From the new to the old, vintage shoe lasts from the 1930s that have been recycled and remade into bookends, coat hooks, lamps, and even loo roll holders by White Dove and Wonder.
It looks rather dashing in our downstairs loo! Next door was the cosy collection of blankets from Romney Marsh. The sixth generation of sheep farmers on the Romney Marsh in Kent hand-pick Romney and Merino fleeces which are hand-processed and woven in the UK by traditional weevers to create covetable cushions and throws.
More furry fleeces are at the the heart of Penrose Products, makers of luxury bedding made from alpaca fibres and organic cotton.

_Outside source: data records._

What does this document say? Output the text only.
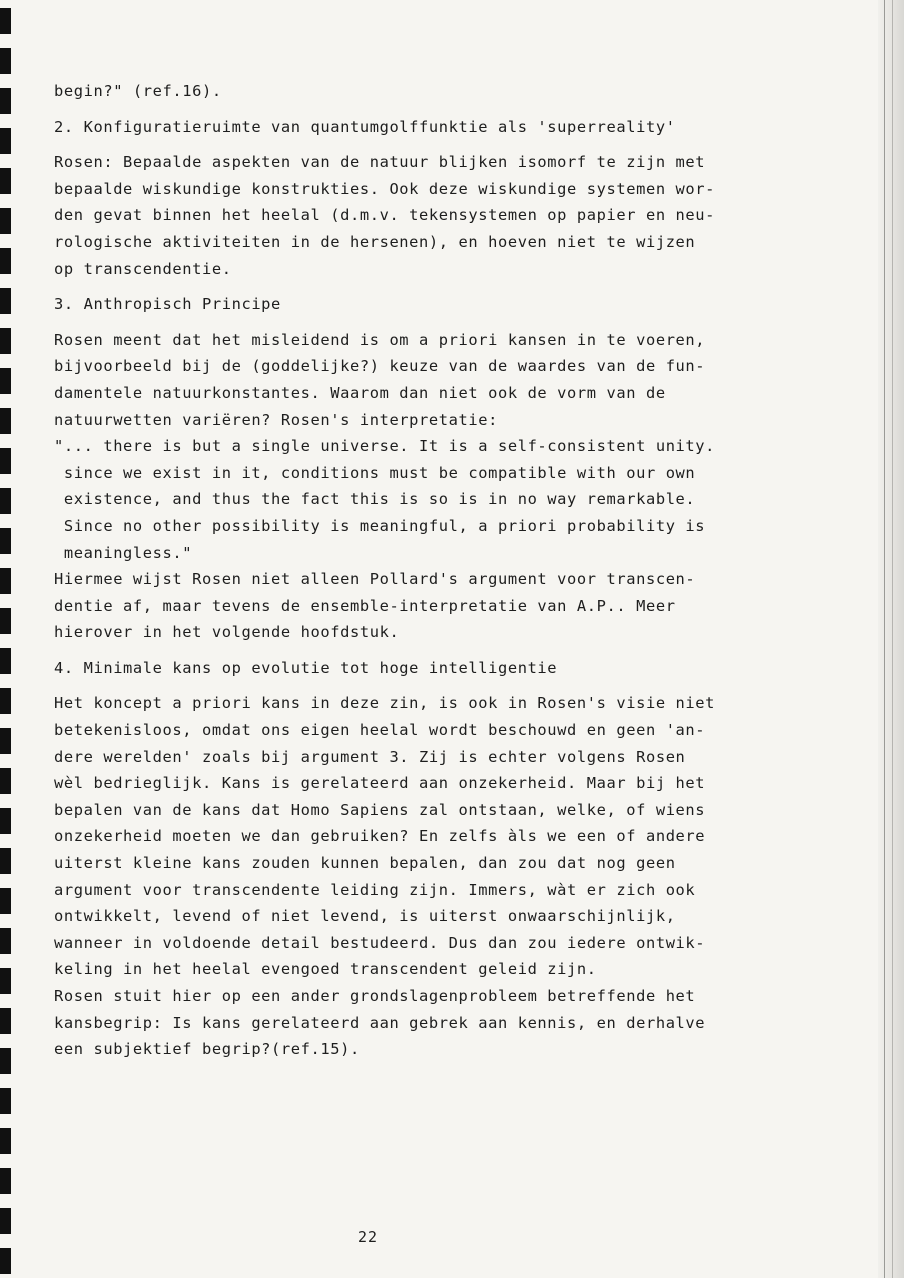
begin?" (ref.16).
2. Konfiguratieruimte van quantumgolffunktie als 'superreality'
Rosen: Bepaalde aspekten van de natuur blijken isomorf te zijn met
bepaalde wiskundige konstrukties. Ook deze wiskundige systemen wor-
den gevat binnen het heelal (d.m.v. tekensystemen op papier en neu-
rologische aktiviteiten in de hersenen), en hoeven niet te wijzen
op transcendentie.
3. Anthropisch Principe
Rosen meent dat het misleidend is om a priori kansen in te voeren,
bijvoorbeeld bij de (goddelijke?) keuze van de waardes van de fun-
damentele natuurkonstantes. Waarom dan niet ook de vorm van de
natuurwetten variëren? Rosen's interpretatie:
"... there is but a single universe. It is a self-consistent unity.
since we exist in it, conditions must be compatible with our own
existence, and thus the fact this is so is in no way remarkable.
Since no other possibility is meaningful, a priori probability is
meaningless."
Hiermee wijst Rosen niet alleen Pollard's argument voor transcen-
dentie af, maar tevens de ensemble-interpretatie van A.P.. Meer
hierover in het volgende hoofdstuk.
4. Minimale kans op evolutie tot hoge intelligentie
Het koncept a priori kans in deze zin, is ook in Rosen's visie niet
betekenisloos, omdat ons eigen heelal wordt beschouwd en geen 'an-
dere werelden' zoals bij argument 3. Zij is echter volgens Rosen
wèl bedrieglijk. Kans is gerelateerd aan onzekerheid. Maar bij het
bepalen van de kans dat Homo Sapiens zal ontstaan, welke, of wiens
onzekerheid moeten we dan gebruiken? En zelfs àls we een of andere
uiterst kleine kans zouden kunnen bepalen, dan zou dat nog geen
argument voor transcendente leiding zijn. Immers, wàt er zich ook
ontwikkelt, levend of niet levend, is uiterst onwaarschijnlijk,
wanneer in voldoende detail bestudeerd. Dus dan zou iedere ontwik-
keling in het heelal evengoed transcendent geleid zijn.
Rosen stuit hier op een ander grondslagenprobleem betreffende het
kansbegrip: Is kans gerelateerd aan gebrek aan kennis, en derhalve
een subjektief begrip?(ref.15).
22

No chemicals or dyes are used in manufacturing the products, whose sleep performance rivals that of wool.
Leaves foraged from parks and paths, as well as kitchen scraps are used to create Entanglewood‘s botanical prints on lengths of cotton fabric that have themselves often been salvaged or off-cut.
The results are subtle, warm colours evocative of an autumnal walk, complete with the silhouette of the leaves themselves. The fabrics can be purposed as shawls, cushions or bedspreads.
Outside of my regular remit (it was the weekend), I was drawn to Sara C‘s collection of clothes with their vibrant nature-inspired prints. Made from organic, natural fibres such as bamboo, cupro and peace silk, and eco-friendly dyes, and manufactured in the UK, the collection feels good on many levels. I could not resist a scarf. If it had been summer, I would have indulged in a pair of Mudlark sandals, too! With willow heels that are a bi-product of the cricket bat industry, and vegetable tanned leather, their credentials might be as good as they look.